Al principio Molyneux et al. (1959) intentaron aislar algunas bacterias capaces de degradar la queratina. Aisló organismos del contenido de quistes dermoides inducidos experimentalmente de la región lateral media de ovejas. El examen de la muestra de lana mostró lana degradada con numerosas células corticales y citiculares. Encontró disrupción de la fibra de lana tanto in vivo como in vitro. Demostró que los organismos pertenecen al género Bacillus y que el organismo era capaz de atacar la proteína nativa de lana. El mismo año Noval et al. (1959) publicó otro artículo sobre descomposición enzimática de queratina nativa por Streptomyces fradiae. Mostraron una enzima extracelular secretada por estas bacterias capaz de degradar el cabello humano en su estado nativo.
La proteína queratinolítica de hongos queratinofílicos fue reportada por Yu et al. (1968), Asahi et al. (1985), y Willams et al. (1989). Mukhopadhay et al. (1989) reportaron producción de queratinasa por Streptomyces sp. Aisló una enzima homogénea extracelular inducible, que muestra un aumento de 7,5 veces en su actividad después de la cromatografía de columna de celulosa DEAE. La actividad enzimática fue inhibida por la reducción del glutatión, la PMSF y el 2-Mercaptaetanol.

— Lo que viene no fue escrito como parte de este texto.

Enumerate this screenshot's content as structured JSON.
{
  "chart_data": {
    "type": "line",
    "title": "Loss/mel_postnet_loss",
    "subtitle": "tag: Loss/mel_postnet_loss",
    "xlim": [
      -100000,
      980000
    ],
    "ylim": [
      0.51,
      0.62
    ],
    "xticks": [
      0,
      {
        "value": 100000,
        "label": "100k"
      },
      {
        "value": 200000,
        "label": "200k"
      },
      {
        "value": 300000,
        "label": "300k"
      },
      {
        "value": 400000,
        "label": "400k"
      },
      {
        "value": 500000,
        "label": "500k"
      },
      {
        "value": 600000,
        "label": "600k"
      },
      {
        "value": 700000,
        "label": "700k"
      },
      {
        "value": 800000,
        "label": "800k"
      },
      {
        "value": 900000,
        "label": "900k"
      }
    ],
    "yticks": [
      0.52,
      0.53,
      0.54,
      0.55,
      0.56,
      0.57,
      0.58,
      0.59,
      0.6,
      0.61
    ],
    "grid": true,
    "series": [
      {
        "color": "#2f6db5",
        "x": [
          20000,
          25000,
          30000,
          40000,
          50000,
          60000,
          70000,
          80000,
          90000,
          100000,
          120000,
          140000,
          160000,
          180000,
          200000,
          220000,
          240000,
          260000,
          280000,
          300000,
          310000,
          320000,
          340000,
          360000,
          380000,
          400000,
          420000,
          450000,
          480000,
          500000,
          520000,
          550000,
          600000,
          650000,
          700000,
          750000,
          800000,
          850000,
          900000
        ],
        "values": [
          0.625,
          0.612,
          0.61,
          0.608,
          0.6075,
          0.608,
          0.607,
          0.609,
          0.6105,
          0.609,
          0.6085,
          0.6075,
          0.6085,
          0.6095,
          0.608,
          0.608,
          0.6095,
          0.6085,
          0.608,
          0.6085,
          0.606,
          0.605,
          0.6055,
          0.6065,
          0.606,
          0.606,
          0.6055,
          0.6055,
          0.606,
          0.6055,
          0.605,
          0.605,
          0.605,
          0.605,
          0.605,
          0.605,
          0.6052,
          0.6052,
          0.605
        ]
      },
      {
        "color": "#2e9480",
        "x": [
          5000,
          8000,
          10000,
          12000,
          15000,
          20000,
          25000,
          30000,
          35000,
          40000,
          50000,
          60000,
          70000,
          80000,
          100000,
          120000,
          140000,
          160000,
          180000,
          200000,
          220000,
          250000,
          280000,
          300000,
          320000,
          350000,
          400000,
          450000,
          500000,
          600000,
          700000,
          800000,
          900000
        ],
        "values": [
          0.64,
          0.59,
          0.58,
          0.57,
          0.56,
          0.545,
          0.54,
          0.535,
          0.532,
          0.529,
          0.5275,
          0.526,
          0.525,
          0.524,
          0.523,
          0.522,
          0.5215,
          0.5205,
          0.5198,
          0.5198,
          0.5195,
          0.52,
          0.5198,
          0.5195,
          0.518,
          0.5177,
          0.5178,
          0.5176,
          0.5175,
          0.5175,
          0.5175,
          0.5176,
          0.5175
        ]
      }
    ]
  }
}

Williams et al. (1990) continuó su trabajo sobre el cultivo degradante de plumas enriquecido y caracterizó el organismo a su nivel de especie por primera vez. Los microorganismos fueron identificados como Bacillus licheniformis, queratinasa purificada y caracterizada de cepa de Bacillus licheniformis degradante de plumas aislada por Williams et al. (1990) con la ayuda de ultra filtración de membrana y cromatografía de gel C-75. Purificó la enzima con una actividad 70 veces mayor. El análisis de SDS-PAGE reveló que la queratinasa purificada tenía un peso molecular de 33 kDa. Dozie et al. (1994) reportaron una proteína queratinolítica termoestable, alcalina activa de Chrysosporium keratinophylum que fue capaz de solubilizar queratina en un medio de sal mineral de lactosa con DMSO. El pH óptimo para la actividad enzimática fue de 9 y la temperatura óptima fue de 90 °C. Wang et al. (1999) escalaron el estado de fermentación de la queratinasa a un fermentador a escala piloto. Optimizaron la condición de fermentación a un nivel de aumento de 10 veces en la producción de enzimas.